SSH Config Generator
Build SSH config file entries visually. Configure host aliases, identity files, ProxyJump, port forwarding, and keepalive settings with one-click presets — 100% browser-based, no uploads.
How ZeroData protects your privacy
- ✓ No Uploads: Processing happens entirely via client-side JavaScript.
- ✓ No Storage: We do not have a database. We physically cannot save your data.
- ✓ No Tracking: We don't log what you process or track your inputs.
- ✓ Verifiable: Check your DevTools Network tab. You will see 0 outbound requests.

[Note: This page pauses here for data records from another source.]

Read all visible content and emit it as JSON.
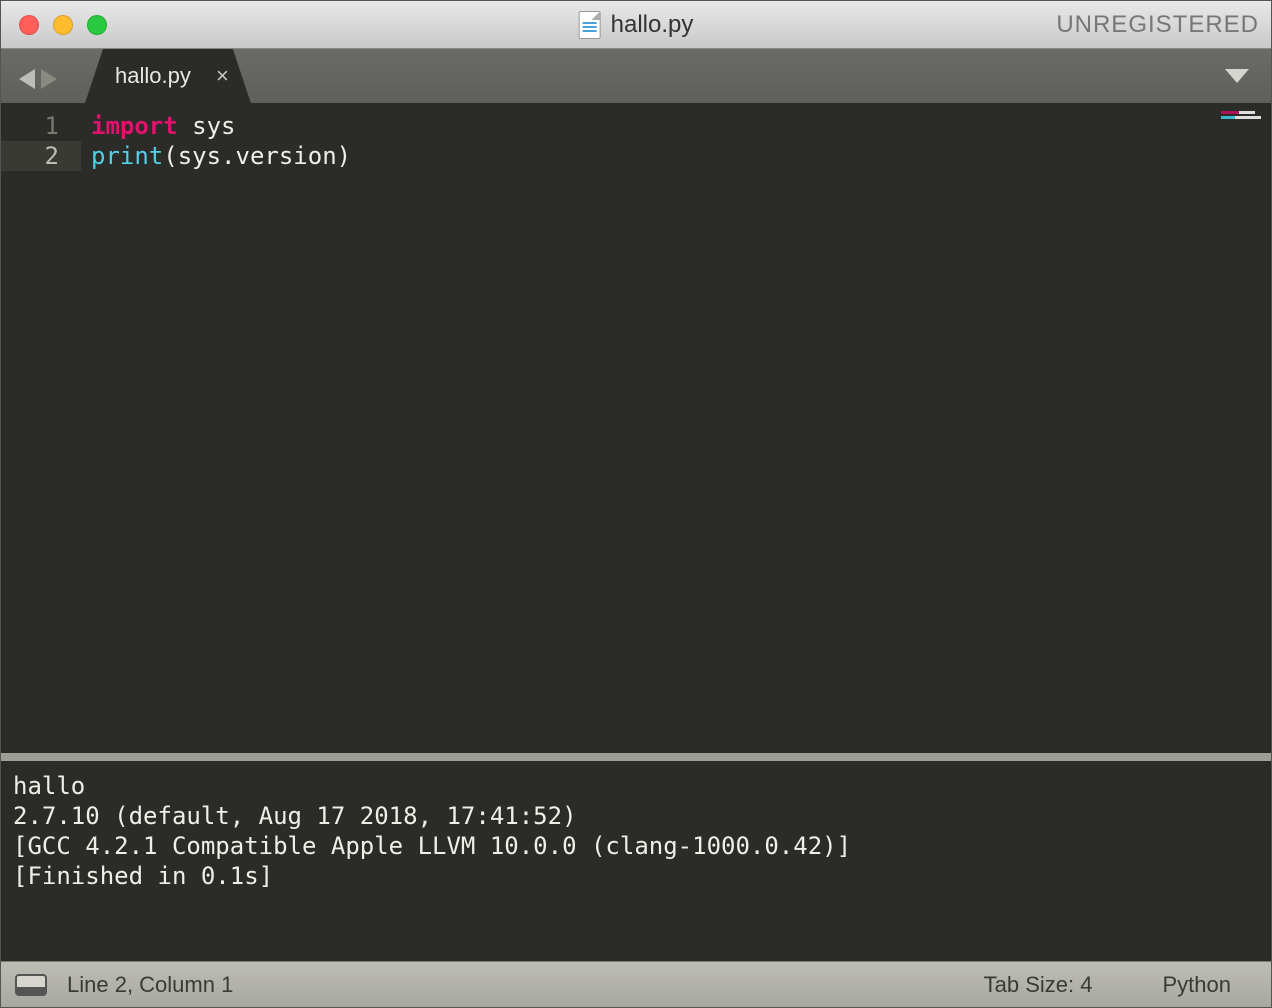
{
  "titlebar": {
    "filename": "hallo.py",
    "unregistered": "UNREGISTERED"
  },
  "tab": {
    "label": "hallo.py"
  },
  "gutter": {
    "lines": [
      "1",
      "2"
    ],
    "active_line_index": 1
  },
  "code": {
    "line1": {
      "kw": "import",
      "rest": " sys"
    },
    "line2": {
      "fn": "print",
      "rest": "(sys.version)"
    }
  },
  "output": {
    "lines": [
      "hallo",
      "2.7.10 (default, Aug 17 2018, 17:41:52) ",
      "[GCC 4.2.1 Compatible Apple LLVM 10.0.0 (clang-1000.0.42)]",
      "[Finished in 0.1s]"
    ]
  },
  "status": {
    "cursor": "Line 2, Column 1",
    "tabsize": "Tab Size: 4",
    "syntax": "Python"
  }
}
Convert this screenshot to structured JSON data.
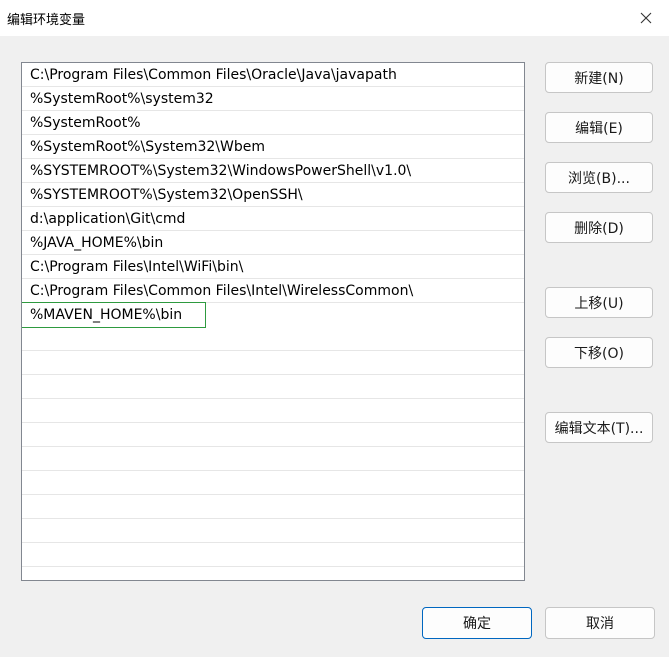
{
  "window": {
    "title": "编辑环境变量",
    "close_icon": "close-icon"
  },
  "list": {
    "items": [
      "C:\\Program Files\\Common Files\\Oracle\\Java\\javapath",
      "%SystemRoot%\\system32",
      "%SystemRoot%",
      "%SystemRoot%\\System32\\Wbem",
      "%SYSTEMROOT%\\System32\\WindowsPowerShell\\v1.0\\",
      "%SYSTEMROOT%\\System32\\OpenSSH\\",
      "d:\\application\\Git\\cmd",
      "%JAVA_HOME%\\bin",
      "C:\\Program Files\\Intel\\WiFi\\bin\\",
      "C:\\Program Files\\Common Files\\Intel\\WirelessCommon\\",
      "%MAVEN_HOME%\\bin"
    ],
    "selected_index": 10,
    "selection_color": "#2e9a3f"
  },
  "buttons": {
    "new": "新建(N)",
    "edit": "编辑(E)",
    "browse": "浏览(B)...",
    "delete": "删除(D)",
    "move_up": "上移(U)",
    "move_down": "下移(O)",
    "edit_text": "编辑文本(T)...",
    "ok": "确定",
    "cancel": "取消"
  },
  "colors": {
    "ok_border": "#0067c0"
  }
}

Visual SSH Config File Builder
The SSH config file (~/.ssh/config) is one of the most powerful productivity tools for developers and system administrators. Instead of remembering long ssh commands with multiple flags, you define host aliases once and connect with a simple ssh my-server. This visual builder generates properly formatted entries with all the common directives — no more guessing whether it's ProxyJump or ProxyCommand, or forgetting the exact IdentityFile syntax.
After generating your SSH config, make sure the file permissions are correct using our Chmod Calculator — SSH requires 600 permissions on the config file and 400 on private keys.
SSH Jump Hosts and Bastion Patterns
In production environments, application servers sit inside private networks (AWS VPC, GCP VPN, internal data centers) and are not directly accessible from the internet. The bastion host pattern solves this: a hardened, publicly accessible server acts as a gateway. The ProxyJump directive automates this — SSH transparently tunnels through the bastion to reach the target server. This tool generates the correct multi-hop configuration for you.
For managing the services running on those servers, use our Systemd Service Generator. To configure the reverse proxy in front of your application, try the Nginx Config Generator.
Why Generate SSH Configs Locally
Your SSH configuration contains the exact blueprint for accessing your infrastructure: hostnames, IP addresses, usernames, key file paths, and network topology. This is exactly the information an attacker needs to map your systems. This generator processes everything in your browser with zero network requests — no server-side storage, no analytics on your inputs, no data retention. Your infrastructure details stay on your machine.
How to Use the SSH Config Generator
- Choose a preset matching your use case (GitHub, AWS, Bastion, Tunnel).
- Enter the host alias, hostname or IP, and SSH user.
- Set the identity file path and optional ProxyJump host.
- Toggle options like ForwardAgent, Compression, or StrictHostKeyChecking.
- Copy the generated config and append it to ~/.ssh/config.
Common Use Cases
- Creating SSH aliases for frequently accessed development and production servers.
- Configuring ProxyJump entries for accessing servers behind bastion hosts.
- Setting up separate SSH keys for personal and work GitHub/GitLab accounts.
- Creating port forwarding tunnels to access remote databases locally.
- Standardizing SSH configurations across team members for consistent access.
Frequently Asked Questions
What is the SSH config file?
The SSH config file (~/.ssh/config) lets you define connection presets for SSH. Instead of typing 'ssh -i ~/.ssh/key.pem -p 2222 user@hostname' every time, you define a Host alias and connect with just 'ssh my-server'. It supports identity files, jump hosts, port forwarding, and dozens of other options.
What is an SSH ProxyJump (Jump Host)?
ProxyJump (or -J flag) lets you connect to a target server through an intermediate 'bastion' host. Your SSH client first connects to the bastion, then tunnels through it to reach the private server. This is the standard pattern for accessing servers in private networks (AWS VPC, internal data centers) without exposing them to the public internet.
What does IdentitiesOnly yes mean?
IdentitiesOnly yes tells the SSH client to ONLY use the key specified by IdentityFile, ignoring any keys loaded in ssh-agent. This prevents SSH from trying every key in your agent (which can trigger rate limits on servers like GitHub) and ensures the correct key is used for each host.
How do I use multiple SSH keys for different GitHub accounts?
Create separate Host entries in your SSH config — for example, 'Host github-personal' and 'Host github-work' — each pointing to github.com but with different IdentityFile paths. Then clone repos using 'git clone git@github-personal:user/repo.git' instead of the default hostname.
Is this SSH config generator safe to use?
Yes. This tool runs 100% in your browser using client-side JavaScript. No hostnames, IP addresses, key paths, or server details are sent to any server. Your infrastructure configuration stays entirely on your device.